Score An Upgrade By Obsessively Checking Seats Before A Flight

One of the best tips I can give any flyer who doesn’t want to pay stupid fees for the slight extra legroom of “premium” seating is this: Check your seat assignment constantly.

Here’s what I mean. I recently booked a flight to New York on Alaska Airlines, which allowed me to pick my seat for the flight. Obviously, moving up to an extra-leg-room seat would cost money, and a quick Seatguru check clued me into the fact that only plebeian regular economy seats were available — no exit row, even.

I planned my seat strategically, opting for a window seat farther back in the plane — in a row already occupied by someone in the aisle seat — in the hopes that the flight wouldn’t sell well and nobody would want the dreaded middle seat.
And I checked available seats constantly in the Alaska Airlines app, at least once a week leading up to the flight and every single day the week of my flight.

Though my original plan was foiled because someone took that middle seat, I had the last laugh. A few days before my flight, Alaska Airlines suddenly opened up both exit rows for anyone to take. I quickly put in a seat change to that, scored an exit row, and enjoyed copious legroom for my 196cm self the entire five-plus hour flight. (I did the same trick for the trip home.)

Will this work on any carrier? No.
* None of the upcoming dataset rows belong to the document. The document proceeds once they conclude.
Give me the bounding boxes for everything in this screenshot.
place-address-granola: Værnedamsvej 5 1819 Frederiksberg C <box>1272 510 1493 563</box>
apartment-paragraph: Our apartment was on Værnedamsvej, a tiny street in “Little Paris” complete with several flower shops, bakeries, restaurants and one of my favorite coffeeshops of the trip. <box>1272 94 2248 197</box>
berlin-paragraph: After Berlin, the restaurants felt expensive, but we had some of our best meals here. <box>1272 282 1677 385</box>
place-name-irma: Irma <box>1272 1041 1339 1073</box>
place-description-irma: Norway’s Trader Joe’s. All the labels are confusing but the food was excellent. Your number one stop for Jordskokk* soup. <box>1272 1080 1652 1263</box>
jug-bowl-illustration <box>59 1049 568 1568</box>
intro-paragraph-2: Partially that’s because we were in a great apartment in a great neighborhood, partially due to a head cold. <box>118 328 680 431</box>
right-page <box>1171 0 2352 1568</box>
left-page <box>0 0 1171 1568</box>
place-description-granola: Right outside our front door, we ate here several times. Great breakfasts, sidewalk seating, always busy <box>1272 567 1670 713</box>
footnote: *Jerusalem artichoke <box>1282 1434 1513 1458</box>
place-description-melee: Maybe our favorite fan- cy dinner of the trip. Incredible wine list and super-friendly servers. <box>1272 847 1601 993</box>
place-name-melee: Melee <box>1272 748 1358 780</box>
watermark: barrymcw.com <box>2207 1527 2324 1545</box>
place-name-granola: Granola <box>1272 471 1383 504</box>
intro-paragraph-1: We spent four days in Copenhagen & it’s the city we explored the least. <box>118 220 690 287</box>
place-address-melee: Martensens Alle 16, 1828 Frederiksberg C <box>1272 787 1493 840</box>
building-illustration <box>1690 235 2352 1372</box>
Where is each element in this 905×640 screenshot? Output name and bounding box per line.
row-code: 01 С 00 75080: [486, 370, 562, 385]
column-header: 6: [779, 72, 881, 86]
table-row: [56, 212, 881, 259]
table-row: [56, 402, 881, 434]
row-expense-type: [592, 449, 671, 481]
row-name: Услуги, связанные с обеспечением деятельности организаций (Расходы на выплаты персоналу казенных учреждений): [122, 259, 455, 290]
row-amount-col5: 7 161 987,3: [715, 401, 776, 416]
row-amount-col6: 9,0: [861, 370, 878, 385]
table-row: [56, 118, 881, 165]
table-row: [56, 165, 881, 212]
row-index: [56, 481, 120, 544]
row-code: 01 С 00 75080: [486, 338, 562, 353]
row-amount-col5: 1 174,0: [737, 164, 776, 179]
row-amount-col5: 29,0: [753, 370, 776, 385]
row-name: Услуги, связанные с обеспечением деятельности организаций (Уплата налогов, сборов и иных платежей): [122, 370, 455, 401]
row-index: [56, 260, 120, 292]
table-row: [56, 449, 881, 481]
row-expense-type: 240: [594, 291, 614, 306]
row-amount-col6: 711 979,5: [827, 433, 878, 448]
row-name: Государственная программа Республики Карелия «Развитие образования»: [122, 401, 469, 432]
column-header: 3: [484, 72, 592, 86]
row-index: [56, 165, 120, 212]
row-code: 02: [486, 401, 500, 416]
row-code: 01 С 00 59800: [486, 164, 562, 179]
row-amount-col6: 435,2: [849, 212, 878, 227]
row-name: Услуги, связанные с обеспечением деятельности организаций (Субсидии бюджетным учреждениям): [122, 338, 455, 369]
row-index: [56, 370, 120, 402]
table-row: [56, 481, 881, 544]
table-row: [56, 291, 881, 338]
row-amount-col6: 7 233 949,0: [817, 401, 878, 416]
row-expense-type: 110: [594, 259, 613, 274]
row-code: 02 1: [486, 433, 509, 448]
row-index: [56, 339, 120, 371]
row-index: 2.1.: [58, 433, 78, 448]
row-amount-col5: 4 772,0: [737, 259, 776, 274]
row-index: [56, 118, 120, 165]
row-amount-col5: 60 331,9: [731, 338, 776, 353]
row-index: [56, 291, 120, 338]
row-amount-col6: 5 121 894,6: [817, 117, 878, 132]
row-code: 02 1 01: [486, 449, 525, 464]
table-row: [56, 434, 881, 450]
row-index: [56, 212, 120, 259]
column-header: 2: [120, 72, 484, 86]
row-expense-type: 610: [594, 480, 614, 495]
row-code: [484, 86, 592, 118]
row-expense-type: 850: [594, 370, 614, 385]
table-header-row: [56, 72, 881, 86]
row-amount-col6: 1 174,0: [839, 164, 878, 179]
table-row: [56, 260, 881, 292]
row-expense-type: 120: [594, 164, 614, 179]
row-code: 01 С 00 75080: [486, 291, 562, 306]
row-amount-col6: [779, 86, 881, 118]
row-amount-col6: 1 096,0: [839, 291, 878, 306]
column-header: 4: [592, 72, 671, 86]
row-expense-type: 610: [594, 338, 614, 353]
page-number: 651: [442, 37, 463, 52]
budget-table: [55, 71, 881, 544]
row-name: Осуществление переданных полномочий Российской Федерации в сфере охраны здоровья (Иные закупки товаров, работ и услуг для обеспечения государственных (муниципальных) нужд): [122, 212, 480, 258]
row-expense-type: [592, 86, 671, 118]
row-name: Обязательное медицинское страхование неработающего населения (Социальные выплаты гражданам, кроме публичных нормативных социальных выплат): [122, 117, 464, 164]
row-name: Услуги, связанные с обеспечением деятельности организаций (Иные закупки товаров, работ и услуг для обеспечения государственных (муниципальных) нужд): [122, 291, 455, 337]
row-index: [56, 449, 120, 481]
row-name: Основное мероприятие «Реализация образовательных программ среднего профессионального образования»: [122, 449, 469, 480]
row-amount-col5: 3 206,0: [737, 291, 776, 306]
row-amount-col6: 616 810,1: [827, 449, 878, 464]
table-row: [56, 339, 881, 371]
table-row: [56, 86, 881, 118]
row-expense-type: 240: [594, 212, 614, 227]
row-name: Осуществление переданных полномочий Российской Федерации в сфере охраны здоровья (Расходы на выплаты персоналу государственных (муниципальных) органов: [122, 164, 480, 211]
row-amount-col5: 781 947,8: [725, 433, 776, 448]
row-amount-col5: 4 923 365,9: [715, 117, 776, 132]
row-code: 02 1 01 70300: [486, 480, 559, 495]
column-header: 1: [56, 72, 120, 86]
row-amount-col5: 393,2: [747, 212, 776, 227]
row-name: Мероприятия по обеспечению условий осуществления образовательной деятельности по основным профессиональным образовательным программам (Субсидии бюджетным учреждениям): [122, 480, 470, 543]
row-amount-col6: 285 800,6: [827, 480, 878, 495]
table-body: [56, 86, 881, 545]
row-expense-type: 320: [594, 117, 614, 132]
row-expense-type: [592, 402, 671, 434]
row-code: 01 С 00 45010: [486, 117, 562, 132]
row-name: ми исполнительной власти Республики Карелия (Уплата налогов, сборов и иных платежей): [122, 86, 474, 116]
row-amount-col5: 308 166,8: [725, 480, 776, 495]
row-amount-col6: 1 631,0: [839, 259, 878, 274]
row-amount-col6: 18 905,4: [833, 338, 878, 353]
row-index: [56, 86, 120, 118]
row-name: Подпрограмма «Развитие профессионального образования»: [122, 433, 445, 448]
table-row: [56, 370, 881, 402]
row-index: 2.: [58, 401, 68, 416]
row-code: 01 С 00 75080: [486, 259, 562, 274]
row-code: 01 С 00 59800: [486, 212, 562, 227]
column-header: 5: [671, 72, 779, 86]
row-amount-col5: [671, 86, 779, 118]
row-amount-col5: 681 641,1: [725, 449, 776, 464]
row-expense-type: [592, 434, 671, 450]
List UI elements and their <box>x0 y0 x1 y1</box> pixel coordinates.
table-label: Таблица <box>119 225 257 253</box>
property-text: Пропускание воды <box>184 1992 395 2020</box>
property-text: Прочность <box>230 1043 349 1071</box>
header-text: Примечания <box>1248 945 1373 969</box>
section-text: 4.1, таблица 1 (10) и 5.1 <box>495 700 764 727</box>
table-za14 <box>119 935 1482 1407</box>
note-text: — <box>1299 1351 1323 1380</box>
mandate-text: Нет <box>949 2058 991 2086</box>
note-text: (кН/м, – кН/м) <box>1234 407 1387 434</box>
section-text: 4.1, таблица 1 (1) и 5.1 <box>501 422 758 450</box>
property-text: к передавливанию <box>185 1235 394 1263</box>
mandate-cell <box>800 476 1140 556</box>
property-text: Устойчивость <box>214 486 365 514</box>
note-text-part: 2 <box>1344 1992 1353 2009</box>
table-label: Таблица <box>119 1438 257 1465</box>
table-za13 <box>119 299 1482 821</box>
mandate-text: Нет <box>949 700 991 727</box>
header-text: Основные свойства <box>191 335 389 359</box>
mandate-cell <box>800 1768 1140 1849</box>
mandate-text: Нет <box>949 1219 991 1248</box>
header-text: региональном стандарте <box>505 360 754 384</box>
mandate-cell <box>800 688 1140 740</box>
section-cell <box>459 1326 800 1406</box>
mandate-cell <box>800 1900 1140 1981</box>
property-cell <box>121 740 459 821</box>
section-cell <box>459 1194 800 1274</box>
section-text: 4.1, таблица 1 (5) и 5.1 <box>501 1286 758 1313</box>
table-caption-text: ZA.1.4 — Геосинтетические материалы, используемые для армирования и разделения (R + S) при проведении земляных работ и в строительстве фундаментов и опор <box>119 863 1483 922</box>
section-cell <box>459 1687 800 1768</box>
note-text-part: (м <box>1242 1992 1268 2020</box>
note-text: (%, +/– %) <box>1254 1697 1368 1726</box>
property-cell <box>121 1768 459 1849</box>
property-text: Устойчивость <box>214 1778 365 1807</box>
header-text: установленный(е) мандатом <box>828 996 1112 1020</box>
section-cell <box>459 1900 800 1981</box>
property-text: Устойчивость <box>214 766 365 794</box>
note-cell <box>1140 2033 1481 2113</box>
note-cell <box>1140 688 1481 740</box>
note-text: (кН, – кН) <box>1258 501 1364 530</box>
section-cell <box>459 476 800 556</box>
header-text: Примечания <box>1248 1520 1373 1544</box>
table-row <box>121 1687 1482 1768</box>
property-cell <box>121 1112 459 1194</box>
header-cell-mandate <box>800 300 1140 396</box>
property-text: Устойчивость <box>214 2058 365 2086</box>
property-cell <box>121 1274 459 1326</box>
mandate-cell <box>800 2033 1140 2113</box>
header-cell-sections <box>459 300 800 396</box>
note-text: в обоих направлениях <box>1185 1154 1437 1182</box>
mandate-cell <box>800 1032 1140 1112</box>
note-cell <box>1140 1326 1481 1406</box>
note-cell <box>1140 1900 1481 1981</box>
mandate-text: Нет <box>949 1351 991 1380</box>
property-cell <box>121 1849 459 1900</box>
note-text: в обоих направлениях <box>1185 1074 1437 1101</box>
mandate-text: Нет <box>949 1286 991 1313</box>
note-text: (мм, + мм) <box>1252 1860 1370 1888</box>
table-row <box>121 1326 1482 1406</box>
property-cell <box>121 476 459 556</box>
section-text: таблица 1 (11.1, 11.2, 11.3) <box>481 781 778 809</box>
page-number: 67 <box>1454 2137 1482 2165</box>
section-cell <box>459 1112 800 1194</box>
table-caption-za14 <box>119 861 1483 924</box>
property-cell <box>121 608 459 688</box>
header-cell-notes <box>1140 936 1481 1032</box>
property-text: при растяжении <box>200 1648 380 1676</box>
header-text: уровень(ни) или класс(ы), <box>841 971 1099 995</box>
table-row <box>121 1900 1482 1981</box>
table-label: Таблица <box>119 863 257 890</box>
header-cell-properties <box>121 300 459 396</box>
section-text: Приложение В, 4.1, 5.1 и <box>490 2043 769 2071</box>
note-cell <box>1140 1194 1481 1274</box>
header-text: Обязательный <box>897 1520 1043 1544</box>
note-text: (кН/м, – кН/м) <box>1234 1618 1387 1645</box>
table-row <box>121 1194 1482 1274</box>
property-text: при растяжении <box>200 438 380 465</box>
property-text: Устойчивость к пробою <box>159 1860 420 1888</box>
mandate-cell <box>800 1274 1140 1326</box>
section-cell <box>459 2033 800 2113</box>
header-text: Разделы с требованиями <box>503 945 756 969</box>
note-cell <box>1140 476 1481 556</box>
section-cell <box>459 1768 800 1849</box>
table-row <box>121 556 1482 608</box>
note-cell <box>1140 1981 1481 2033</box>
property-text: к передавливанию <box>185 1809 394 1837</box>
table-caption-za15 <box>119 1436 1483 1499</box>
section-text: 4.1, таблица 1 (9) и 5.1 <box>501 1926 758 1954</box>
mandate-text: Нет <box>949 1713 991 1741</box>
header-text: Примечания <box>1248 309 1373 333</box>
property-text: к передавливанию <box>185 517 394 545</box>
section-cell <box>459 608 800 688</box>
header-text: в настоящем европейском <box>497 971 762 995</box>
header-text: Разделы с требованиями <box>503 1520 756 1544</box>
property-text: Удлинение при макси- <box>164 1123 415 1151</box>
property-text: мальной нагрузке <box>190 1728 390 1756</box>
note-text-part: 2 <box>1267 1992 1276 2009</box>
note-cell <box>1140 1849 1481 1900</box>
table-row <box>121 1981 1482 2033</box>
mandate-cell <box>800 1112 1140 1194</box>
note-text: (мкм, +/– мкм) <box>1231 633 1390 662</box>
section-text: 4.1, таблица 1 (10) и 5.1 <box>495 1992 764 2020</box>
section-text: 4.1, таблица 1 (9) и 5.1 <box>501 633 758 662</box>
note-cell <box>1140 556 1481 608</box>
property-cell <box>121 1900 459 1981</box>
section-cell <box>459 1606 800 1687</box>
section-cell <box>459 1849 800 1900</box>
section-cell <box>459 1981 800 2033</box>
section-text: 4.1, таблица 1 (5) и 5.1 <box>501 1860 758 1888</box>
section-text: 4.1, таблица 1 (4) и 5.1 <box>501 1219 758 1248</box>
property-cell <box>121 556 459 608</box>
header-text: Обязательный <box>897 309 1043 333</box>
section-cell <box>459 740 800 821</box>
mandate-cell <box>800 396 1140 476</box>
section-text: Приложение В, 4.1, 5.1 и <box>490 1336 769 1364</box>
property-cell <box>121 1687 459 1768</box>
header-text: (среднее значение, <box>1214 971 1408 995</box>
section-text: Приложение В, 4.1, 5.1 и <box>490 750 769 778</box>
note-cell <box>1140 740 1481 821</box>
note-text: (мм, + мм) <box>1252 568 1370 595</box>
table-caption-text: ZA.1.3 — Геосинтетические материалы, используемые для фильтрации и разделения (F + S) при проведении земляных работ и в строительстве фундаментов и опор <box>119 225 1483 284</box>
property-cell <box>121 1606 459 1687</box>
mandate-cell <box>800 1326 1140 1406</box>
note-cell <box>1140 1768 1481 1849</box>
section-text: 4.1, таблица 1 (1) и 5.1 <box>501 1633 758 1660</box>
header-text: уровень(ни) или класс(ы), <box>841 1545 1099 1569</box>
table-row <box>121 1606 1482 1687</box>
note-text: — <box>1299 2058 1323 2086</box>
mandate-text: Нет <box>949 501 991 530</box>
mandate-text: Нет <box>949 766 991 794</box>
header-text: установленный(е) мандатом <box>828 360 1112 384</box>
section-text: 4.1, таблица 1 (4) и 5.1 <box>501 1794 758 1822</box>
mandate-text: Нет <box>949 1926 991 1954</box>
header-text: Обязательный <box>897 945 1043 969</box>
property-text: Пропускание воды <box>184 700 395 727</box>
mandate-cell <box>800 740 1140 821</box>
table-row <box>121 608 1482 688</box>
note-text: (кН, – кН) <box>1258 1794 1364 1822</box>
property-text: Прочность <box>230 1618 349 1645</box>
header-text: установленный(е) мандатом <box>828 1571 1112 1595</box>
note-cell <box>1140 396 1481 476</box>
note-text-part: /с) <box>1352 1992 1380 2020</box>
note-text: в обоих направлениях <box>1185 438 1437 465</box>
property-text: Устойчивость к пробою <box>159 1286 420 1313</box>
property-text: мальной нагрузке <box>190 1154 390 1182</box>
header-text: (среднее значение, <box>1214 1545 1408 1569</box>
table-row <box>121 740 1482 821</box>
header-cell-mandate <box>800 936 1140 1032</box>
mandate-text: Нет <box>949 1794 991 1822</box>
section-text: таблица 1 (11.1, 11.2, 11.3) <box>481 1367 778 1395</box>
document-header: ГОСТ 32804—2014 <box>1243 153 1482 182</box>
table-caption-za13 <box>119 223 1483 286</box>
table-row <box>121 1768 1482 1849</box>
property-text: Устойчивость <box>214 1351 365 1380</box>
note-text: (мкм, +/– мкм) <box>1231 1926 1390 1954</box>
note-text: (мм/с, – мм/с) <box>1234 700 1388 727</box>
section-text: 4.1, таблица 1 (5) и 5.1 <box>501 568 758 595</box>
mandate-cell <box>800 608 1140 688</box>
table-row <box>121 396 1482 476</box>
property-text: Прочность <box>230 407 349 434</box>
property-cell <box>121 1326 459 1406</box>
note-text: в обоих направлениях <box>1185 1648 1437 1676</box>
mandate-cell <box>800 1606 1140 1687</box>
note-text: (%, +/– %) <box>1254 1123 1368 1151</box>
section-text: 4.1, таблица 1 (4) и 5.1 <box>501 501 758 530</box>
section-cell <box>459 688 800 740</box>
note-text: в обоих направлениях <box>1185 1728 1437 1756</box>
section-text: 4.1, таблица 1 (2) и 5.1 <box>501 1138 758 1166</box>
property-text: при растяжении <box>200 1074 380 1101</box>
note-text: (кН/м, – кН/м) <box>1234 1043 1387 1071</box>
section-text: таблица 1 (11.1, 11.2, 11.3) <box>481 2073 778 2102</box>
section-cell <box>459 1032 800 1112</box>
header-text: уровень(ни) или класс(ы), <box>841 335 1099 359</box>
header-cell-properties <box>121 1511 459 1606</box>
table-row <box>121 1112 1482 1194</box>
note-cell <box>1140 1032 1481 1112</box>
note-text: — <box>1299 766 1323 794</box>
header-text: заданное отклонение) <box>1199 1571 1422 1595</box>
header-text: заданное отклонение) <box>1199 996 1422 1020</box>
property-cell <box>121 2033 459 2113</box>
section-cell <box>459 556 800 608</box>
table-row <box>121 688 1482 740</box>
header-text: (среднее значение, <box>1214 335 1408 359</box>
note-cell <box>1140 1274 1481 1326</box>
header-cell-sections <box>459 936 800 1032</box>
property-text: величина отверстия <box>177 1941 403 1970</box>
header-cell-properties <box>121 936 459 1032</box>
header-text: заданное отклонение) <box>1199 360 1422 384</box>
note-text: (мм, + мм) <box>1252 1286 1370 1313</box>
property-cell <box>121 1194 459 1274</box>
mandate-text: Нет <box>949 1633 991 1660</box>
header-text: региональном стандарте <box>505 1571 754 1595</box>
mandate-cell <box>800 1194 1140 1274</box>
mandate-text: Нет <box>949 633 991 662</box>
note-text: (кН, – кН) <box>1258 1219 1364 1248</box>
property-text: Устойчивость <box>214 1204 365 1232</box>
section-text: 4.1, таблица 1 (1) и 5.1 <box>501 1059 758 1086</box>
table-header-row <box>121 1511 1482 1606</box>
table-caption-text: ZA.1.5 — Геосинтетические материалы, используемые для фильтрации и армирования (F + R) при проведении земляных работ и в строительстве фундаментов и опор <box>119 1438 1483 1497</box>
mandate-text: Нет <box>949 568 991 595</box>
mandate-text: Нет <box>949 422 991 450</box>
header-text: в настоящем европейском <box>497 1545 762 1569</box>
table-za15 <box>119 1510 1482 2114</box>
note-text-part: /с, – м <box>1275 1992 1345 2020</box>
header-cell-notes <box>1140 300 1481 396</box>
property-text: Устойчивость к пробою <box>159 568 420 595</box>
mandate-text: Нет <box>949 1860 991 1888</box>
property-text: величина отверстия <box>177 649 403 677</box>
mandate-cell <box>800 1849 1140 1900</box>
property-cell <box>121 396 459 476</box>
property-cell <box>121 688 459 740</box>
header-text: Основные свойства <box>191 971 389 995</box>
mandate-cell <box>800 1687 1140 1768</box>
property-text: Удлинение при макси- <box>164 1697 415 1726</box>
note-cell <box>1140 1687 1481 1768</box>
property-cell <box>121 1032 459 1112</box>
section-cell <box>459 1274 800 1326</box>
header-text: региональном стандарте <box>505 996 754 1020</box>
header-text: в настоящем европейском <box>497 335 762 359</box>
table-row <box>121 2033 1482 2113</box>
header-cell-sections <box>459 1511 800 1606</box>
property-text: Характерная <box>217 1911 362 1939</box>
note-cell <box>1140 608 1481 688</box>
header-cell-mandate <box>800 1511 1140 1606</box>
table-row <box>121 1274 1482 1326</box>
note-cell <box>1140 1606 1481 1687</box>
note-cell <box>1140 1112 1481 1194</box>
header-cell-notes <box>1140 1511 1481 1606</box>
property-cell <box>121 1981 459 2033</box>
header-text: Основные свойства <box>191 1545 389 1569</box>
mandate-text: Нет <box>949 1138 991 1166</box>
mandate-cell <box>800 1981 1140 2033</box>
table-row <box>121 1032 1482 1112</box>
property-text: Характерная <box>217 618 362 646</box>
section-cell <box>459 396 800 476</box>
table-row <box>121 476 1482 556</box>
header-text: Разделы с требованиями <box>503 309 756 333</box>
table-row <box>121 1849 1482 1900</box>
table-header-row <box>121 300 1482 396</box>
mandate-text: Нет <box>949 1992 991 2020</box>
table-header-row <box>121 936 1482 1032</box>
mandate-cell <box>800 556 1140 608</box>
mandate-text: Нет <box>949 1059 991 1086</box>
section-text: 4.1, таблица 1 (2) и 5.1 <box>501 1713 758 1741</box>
Carriers that squeeze you for even the most paltry seat upgrades are likely never going to let you reassign yourself to something more expensive for free:

It’s still worth checking for open seats as your flight date gets closer. Perhaps a premium seat will get a price reduction. Maybe you’ll get to jump out of the middle seat to an aisle or a window because someone else decided to upgrade. You might even get the coveted exit row.

For what it’s worth, I’ve also learned that this trick — diligence, really — also works well for events you’re looking to attend. In my case, I wanted to get in a viewing of the Tony Award-winning Hadestown during my trip, but everything was sold out on the days I could go (save for those godawful, marked-up “verified resell” and “premium seating” options on Ticketmaster).

Two weeks before my trip, I was absentmindedly checking Ticketmaster’s site for those dates once again, and I saw a miracle: Around six to eight box seats available for normal prices. One call to Ticketmaster later, and I was seeing Hadestown with awesome seats and without paying scalper fees — or running the risk that day-of tickets might also sell out before I could get one.

So far, being maniacal about seats has paid off in every single instance of my New York trip, and it’s taught me the value of checking, checking again and checking even more. You never know what could pop up.